Ademais, a aplicação da norma prevista no art. 38 do CDC às relações concorrenciais, além de não se mostrar necessária, diante do quanto previsto no art. 373, § 1º, do CPC, poderia – paradoxalmente – ser utilizada, em determinadas circunstâncias, justamente como instrumento anticoncorrencial.

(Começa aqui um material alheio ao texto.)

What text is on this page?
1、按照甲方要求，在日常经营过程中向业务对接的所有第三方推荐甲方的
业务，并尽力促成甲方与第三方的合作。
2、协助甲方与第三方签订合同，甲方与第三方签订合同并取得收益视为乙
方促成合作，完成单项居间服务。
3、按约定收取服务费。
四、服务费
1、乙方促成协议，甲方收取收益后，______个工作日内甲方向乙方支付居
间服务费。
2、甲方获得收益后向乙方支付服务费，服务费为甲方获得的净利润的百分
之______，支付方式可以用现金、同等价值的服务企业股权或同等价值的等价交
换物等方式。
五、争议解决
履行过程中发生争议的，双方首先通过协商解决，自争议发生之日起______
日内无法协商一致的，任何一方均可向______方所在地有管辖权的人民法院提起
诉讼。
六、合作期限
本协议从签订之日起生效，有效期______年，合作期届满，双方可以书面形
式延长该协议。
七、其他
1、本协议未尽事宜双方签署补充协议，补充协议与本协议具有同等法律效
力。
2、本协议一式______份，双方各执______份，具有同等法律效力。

Com efeito, o abuso do direito de ação é uma das formas pelas quais se pode revestir a infração à ordem econômica.

Em conduta que ficou conhecida pelo termo em inglês sham litigation, o agente econômico pode se valer de litígio simulado – cuja solução, a rigor, lhe seria irrelevante – para prejudicar a atividade de um pequeno concorrente, que passa a ter que se defender em processo longo e dispendioso, com resultado incerto.

Nesses casos, o processo é utilizado não com o fim de obter o provimento jurisdicional, mas, sim, como meio de dificultar a atividade do concorrente ou mesmo de barrar a entrada de novos competidores no mercado.

Nesse contexto, a inversão automática do ônus da prova prevista pelo art. 38 do CDC poderia facilitar o abuso do direito de ação, incentivando esse tipo de estratégia anticoncorrencial, uma vez que, a partir do ajuizamento de demanda frívola, o ônus da prova estaria direta e automaticamente imposto ao concorrente com menor porte econômico.

10.2.3. Resultado final.

A disposição do Código de Defesa do Consumidor acerca do ônus probatório da veracidade e correção da informação ou comunicação publicitária, a princípio, não se aplica em demanda envolvendo concorrência desleal.

DIREITO AMBIENTAL

11.  Eficácia retroativa da Lei n. 12.651/2012 e reconhecimento de situações consolidadas e a regularização ambiental de imóveis rurais levando em conta suas novas disposições

AGRAVO INTERNO NO RECURSO ESPECIAL

A eficácia retroativa da Lei n. 12.651/2012 permite o reconhecimento de situações consolidadas e a regularização ambiental de imóveis rurais levando em conta suas novas disposições, e não à luz da legislação vigente na data dos ilícitos ambientais.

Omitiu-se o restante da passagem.